Miraç Kandili bugün idrak edilecek Miraç Kandili bugün idrak edilecek

Peygamber Efendimiz Mekke’nin kan dökülmeden fethedilmesini istiyordu. Yine de çok hassas davranıyordu. Hassasiyeti her iki cephe için de geçerliydi. Kendi askerlerinden de Mekkelilerden de zayiat verilmesini istemiyordu. Hz. Peygamber'in tek arzusu Kureyş reislerinin İslâm hakikatini anlamalarıydı. 

Mekke’ye yaklaşıldığında Cuhfe denilen yerde amcası Hz. Abbas ile karşılaştı. Hz. Abbas  müslüman olarak Medine’ye hicret ediyordu. Yanında ailesi de vardı. Efendimiz onları görünce sevindi ve, “Ben peygamberlerin sonuncusu olduğum gibi sen de muhacirlerin sonuncususun.” dedi. Hz.

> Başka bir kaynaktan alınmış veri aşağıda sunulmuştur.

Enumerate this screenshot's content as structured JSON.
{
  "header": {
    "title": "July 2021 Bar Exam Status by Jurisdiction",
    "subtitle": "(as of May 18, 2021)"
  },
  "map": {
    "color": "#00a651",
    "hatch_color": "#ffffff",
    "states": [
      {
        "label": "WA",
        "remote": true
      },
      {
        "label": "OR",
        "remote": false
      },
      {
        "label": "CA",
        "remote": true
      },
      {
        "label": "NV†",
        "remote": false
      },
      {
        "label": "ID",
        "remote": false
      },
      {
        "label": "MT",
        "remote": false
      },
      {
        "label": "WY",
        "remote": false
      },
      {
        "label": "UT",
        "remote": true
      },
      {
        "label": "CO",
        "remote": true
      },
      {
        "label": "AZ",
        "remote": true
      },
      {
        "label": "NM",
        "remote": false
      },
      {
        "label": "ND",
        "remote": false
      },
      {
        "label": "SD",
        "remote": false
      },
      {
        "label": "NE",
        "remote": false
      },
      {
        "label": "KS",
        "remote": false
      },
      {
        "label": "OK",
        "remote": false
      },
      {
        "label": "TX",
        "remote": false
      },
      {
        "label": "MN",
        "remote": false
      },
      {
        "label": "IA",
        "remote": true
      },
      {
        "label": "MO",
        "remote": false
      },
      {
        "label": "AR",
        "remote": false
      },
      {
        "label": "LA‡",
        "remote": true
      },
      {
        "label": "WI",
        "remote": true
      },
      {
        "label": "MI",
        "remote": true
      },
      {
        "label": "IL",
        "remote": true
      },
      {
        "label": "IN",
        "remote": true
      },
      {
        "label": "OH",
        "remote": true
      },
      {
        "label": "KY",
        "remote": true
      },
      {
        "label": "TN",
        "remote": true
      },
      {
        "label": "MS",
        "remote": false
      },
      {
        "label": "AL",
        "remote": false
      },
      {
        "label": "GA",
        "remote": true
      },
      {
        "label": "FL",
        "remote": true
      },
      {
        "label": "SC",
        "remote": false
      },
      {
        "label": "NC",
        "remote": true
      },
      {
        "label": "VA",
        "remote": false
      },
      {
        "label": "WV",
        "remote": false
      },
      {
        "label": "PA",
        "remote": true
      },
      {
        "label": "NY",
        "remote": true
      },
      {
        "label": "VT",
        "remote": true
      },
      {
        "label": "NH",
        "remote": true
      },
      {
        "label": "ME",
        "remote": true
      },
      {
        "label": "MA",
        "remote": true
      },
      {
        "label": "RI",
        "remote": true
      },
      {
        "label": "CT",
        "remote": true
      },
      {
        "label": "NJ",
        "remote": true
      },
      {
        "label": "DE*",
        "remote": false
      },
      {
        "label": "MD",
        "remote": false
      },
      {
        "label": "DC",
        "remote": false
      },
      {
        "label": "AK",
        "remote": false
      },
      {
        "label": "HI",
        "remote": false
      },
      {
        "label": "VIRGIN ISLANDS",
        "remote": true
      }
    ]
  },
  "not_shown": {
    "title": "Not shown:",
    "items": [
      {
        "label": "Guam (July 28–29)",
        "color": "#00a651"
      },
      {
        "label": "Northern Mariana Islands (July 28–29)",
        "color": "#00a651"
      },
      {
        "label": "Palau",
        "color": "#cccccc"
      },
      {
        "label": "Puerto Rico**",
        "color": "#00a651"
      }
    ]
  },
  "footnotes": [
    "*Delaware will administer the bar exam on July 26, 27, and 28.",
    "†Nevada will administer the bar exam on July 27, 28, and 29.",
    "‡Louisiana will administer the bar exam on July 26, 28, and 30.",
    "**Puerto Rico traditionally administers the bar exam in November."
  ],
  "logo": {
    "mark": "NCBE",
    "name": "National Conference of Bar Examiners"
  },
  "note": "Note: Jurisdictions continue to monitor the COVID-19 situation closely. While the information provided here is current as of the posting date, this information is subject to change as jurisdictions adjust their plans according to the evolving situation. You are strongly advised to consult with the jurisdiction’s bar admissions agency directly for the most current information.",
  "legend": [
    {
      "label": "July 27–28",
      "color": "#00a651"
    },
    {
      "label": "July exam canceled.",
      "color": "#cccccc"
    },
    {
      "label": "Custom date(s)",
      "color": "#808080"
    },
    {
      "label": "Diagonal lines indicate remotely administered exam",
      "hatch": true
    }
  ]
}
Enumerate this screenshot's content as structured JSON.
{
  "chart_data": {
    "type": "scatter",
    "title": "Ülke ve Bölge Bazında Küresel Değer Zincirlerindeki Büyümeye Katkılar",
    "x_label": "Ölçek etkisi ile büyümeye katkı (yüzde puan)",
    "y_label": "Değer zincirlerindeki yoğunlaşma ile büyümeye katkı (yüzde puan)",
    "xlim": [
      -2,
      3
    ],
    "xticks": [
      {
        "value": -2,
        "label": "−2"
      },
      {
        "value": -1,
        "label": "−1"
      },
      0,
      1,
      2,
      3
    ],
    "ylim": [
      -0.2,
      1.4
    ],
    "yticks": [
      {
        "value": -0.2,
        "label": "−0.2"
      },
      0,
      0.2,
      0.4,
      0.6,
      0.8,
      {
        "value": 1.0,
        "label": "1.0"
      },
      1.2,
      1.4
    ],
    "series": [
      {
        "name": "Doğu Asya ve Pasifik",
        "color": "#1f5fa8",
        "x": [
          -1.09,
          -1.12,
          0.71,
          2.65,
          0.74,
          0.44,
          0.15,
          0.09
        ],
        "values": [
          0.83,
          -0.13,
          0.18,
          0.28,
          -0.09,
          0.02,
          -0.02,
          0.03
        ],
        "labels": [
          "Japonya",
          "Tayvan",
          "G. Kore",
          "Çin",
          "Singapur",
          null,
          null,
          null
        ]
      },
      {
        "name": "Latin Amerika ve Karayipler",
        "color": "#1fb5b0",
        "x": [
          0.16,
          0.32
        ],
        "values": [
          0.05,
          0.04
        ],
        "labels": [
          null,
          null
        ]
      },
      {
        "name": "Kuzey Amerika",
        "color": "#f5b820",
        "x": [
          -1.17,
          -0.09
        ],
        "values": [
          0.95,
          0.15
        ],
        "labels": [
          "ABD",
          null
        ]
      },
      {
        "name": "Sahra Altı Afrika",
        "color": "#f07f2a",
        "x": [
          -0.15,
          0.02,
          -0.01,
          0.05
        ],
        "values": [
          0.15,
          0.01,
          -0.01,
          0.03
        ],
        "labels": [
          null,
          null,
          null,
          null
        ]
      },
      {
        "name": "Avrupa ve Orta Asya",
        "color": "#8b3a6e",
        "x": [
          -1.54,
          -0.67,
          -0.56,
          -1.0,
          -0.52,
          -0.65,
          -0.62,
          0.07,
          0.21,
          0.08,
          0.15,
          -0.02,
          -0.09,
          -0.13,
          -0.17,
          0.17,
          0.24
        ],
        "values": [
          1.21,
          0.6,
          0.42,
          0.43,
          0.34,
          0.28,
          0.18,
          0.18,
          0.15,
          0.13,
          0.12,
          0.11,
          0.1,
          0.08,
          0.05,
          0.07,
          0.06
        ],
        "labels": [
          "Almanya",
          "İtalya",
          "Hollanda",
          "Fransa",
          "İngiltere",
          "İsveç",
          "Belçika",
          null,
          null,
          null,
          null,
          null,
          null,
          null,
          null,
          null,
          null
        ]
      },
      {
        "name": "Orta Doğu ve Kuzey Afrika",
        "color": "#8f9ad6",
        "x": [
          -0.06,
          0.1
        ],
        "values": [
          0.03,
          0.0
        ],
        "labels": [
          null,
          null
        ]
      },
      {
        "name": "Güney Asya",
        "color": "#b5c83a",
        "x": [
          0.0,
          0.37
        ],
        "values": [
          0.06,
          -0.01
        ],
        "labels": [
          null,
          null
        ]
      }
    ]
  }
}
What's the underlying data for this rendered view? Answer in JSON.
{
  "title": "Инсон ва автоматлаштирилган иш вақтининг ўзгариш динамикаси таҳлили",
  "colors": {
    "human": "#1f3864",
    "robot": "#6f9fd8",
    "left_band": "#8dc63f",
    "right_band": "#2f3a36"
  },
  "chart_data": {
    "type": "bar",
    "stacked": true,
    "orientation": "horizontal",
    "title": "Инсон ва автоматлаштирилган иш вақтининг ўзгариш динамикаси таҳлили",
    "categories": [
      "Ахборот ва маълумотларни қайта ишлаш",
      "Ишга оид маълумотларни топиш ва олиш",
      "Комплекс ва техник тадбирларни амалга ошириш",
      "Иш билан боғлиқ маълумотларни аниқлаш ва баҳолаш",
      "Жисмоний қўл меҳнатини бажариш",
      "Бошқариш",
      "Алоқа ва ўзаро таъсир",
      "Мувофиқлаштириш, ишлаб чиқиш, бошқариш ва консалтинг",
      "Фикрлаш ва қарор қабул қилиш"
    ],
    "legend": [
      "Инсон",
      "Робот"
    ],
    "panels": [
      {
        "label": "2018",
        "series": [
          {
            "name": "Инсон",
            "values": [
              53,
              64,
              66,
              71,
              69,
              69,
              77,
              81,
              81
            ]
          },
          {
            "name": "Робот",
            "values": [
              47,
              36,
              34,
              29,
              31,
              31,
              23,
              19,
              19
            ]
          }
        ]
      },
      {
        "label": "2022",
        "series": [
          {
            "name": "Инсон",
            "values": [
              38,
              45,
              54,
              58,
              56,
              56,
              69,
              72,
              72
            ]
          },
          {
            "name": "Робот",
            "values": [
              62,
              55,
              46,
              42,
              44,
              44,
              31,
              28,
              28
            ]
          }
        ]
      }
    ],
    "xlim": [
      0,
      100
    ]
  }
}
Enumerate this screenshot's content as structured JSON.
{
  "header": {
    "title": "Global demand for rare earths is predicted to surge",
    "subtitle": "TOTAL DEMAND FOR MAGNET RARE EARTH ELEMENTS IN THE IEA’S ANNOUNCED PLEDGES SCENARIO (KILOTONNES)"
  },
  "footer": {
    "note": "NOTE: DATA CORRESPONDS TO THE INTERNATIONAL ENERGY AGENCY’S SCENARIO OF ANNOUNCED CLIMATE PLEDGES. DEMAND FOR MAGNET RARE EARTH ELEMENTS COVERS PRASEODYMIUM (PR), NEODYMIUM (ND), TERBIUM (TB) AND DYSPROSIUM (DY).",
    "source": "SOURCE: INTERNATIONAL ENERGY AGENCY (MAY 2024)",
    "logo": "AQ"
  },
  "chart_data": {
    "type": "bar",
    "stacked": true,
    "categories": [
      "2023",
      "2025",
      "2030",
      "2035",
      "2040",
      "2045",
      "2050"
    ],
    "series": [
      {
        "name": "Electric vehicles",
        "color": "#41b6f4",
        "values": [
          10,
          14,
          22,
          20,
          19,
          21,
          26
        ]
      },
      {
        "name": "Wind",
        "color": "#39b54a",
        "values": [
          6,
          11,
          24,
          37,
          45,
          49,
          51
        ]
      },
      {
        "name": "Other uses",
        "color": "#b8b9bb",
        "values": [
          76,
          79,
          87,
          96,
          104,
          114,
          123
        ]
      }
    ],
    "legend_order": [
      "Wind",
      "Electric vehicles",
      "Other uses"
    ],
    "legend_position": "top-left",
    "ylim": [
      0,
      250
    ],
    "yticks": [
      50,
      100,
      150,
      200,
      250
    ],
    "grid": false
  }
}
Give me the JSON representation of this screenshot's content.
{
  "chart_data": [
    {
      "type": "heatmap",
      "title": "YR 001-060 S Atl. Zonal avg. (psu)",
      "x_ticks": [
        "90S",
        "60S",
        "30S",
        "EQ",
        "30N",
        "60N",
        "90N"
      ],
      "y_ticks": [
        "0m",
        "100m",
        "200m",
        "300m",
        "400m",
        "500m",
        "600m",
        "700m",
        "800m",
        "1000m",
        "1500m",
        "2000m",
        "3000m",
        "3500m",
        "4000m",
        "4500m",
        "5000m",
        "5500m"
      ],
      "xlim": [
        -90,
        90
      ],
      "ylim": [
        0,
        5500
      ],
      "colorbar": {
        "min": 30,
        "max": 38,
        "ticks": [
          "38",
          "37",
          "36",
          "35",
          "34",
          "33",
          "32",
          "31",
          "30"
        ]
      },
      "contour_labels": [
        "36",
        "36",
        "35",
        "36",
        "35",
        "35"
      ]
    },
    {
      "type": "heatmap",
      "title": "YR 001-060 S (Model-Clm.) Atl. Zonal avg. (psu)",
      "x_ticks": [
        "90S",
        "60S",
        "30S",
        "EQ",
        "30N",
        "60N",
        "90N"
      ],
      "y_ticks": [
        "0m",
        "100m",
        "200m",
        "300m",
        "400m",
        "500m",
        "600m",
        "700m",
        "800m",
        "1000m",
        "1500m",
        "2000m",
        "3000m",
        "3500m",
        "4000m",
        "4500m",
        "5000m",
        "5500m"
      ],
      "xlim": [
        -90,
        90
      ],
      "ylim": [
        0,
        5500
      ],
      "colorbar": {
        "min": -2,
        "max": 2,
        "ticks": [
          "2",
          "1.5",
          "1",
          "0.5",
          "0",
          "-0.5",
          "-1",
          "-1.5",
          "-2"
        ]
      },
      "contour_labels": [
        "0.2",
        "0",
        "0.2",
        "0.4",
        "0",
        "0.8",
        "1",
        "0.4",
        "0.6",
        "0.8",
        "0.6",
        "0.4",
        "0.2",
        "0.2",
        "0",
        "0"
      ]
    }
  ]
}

Abbas ailesini Medine’ye göndererek kendisi Rasulullah'ın ordusuna katıldı. Dün terk ettiği Mekke’yi bugün fethetmek için yola koyulmuştu.

Bu yolculuk esnasında Rasulullah kendisine ilk vahiy indiği zaman Varaka b. Nevfel’le arasında geçen şu konuşmayı düşündü: Varaka şöyle demişti "Senin bu gördüğün, Allah Tealâ’nın Hz. Musa’ya gönderdiği Namus-i Ekber’dir (Cebrail’dir); keşke senin insanları İslâm’a davet ettiğin günlerde genç olaydım... Kavmin seni vatanından çıkaracakları zaman keşke hayatta olsam..."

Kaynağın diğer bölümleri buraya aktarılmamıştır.